There are a few special features that really make the Prime Time 93 a secret sonic weapon for people Daniel Lanois. Because of the technological limitations present in 1978, the Prime Time 93 (not to be confused with the subsequent “95” and “97” models) must reduce the bandwidth of any delay longer than 256ms; and that’s with the optional memory expansion installed.

From the owners manual:

“The indicated delay settings can be multiplied by factors of 2, 4, and 8 with the delay multiply switch to achieve delay times up to 128 msec X 8 = 1.024 seconds (or 256 msec x 8 = 2.048 seconds). The 1, 2, 4, and 8 positions also program the system bandwidth so that the 12 khz bandwidth (available at 1 x position) becomes 6khz at the 2 x position, 3khz at the 4 x position, and 1.5khz at the 8 x position.”

Basically, the longer the delay, the more lo-fi the output since you’re cutting out bandwidth. Just to give you an example, a telephone line operates at 3khz bandwidth. The same as when you’re using the 4 x delay multiply. Combine tone mangling delay with an oscillator and infinite repeat and you’re off to the races.

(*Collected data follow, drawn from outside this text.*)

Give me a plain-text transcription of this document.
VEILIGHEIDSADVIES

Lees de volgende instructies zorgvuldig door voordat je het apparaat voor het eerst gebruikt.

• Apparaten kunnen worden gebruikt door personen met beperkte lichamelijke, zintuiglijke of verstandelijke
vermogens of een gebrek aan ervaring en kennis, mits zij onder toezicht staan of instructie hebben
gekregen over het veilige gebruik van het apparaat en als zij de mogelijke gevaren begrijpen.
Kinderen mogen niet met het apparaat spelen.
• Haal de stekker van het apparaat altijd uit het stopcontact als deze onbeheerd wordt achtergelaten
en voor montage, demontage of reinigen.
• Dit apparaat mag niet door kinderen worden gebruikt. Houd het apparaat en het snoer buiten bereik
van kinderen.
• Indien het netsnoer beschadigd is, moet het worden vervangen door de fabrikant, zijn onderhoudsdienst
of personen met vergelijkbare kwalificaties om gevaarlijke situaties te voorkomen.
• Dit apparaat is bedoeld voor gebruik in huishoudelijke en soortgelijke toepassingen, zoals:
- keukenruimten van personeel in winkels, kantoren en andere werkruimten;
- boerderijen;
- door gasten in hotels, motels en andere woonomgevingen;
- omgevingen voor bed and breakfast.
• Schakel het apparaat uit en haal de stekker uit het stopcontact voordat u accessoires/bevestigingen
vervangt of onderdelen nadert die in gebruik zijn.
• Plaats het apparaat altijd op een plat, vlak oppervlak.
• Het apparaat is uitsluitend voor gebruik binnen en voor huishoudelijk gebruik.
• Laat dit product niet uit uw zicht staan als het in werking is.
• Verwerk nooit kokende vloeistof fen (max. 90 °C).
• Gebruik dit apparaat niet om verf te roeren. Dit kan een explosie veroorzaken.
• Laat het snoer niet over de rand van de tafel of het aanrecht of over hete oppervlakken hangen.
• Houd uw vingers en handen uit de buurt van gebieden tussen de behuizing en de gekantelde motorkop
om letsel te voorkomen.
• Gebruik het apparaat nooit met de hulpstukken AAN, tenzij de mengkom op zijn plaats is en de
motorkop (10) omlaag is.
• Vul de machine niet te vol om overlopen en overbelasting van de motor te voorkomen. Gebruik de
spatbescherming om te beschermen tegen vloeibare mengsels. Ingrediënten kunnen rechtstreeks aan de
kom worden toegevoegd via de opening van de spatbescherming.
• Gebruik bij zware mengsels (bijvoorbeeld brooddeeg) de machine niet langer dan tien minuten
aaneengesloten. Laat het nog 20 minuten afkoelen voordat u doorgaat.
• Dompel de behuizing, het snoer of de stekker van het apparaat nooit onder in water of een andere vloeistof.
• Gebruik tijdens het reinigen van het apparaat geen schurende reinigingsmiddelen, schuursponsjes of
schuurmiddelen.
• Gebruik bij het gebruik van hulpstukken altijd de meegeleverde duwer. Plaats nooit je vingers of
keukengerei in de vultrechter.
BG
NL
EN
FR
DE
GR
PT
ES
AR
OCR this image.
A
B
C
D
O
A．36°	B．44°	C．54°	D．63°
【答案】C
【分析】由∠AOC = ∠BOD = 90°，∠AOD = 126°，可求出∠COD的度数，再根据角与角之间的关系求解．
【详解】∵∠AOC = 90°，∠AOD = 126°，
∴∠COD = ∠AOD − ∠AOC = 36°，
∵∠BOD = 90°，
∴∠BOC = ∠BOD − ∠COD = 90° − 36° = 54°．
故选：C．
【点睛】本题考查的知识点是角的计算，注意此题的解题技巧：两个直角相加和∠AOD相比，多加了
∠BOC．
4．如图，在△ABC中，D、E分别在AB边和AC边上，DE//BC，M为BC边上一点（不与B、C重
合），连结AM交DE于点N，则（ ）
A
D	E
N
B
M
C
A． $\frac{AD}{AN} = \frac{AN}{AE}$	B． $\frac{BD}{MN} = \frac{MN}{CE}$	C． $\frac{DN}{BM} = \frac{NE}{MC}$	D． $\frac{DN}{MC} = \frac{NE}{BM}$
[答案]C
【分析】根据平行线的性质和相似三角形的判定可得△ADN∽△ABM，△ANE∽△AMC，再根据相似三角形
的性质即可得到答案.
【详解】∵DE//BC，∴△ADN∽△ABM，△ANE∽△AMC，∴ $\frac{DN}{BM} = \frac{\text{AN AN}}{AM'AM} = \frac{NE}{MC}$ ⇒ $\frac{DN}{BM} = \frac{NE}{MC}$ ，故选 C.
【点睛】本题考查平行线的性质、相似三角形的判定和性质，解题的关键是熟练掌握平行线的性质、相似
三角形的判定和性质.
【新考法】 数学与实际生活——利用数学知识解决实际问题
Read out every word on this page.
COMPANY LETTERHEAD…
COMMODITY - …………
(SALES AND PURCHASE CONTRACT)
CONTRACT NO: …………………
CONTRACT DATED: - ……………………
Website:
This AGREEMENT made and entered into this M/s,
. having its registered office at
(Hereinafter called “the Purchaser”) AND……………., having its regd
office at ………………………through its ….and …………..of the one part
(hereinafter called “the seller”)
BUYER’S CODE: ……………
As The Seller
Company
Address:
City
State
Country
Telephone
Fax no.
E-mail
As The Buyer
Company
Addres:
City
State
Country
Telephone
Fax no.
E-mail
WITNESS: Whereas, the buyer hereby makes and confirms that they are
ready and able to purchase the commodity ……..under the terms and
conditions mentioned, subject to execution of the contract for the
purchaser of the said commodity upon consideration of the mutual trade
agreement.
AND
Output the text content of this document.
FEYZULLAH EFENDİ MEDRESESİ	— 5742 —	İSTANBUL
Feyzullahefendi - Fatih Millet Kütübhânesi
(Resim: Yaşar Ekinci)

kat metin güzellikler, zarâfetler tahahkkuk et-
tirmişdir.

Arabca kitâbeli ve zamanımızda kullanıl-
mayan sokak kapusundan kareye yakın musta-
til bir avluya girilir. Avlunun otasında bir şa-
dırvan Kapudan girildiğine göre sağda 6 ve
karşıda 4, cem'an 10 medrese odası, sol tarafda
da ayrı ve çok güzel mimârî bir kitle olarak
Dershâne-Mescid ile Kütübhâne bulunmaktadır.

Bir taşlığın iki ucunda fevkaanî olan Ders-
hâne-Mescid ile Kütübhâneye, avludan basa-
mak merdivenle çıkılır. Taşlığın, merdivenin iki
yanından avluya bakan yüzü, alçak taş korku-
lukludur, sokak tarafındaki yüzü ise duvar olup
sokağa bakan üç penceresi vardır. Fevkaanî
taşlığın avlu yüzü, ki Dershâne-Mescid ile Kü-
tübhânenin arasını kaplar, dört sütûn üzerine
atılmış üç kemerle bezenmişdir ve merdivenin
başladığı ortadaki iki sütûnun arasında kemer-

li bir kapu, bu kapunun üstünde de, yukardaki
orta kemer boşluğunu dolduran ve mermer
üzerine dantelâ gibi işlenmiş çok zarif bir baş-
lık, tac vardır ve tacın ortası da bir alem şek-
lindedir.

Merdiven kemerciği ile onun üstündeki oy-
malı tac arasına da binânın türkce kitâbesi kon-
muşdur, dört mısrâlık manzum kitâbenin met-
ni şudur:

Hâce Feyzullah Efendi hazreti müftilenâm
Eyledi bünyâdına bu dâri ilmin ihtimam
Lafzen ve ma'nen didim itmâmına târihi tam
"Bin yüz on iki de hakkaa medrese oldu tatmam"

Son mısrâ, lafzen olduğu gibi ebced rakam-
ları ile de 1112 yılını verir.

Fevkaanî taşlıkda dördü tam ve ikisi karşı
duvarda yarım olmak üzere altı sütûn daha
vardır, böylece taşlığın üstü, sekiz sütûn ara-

Lastly, there seems to be some confusion online about the Prime Time 93’s VCO. I heard it referred to as an LFO in one video and that didn’t sound right to me. I contacted Gary Hall, creator of the Lexicon PCM42 digital delay, who worked for Lexicon at the time the Prime Time 93 was in production. Here’s what Gary had to say:

“Actually, the Prime Time has both an LFO and a VCO. Internally, the digital circuits are all run by a clock at ultrasonic rates. In the fixed delay mode, the clock is a crystal oscillator. When you click the knob to ‘UnCal’, the clock is taken over by a Voltage-Controlled Oscillator running at similar high speed which you can change with the manual sweep or with the LFO. 
The clock oscillator itself is a true VCO, however it’s not in audible range (I don’t have numbers in front of me, but it’s dog-whistle territory). It’s also linear-response only. No effort was made to have it conform to synth specs. So, VCO modulated by LFO and/or manual offset.”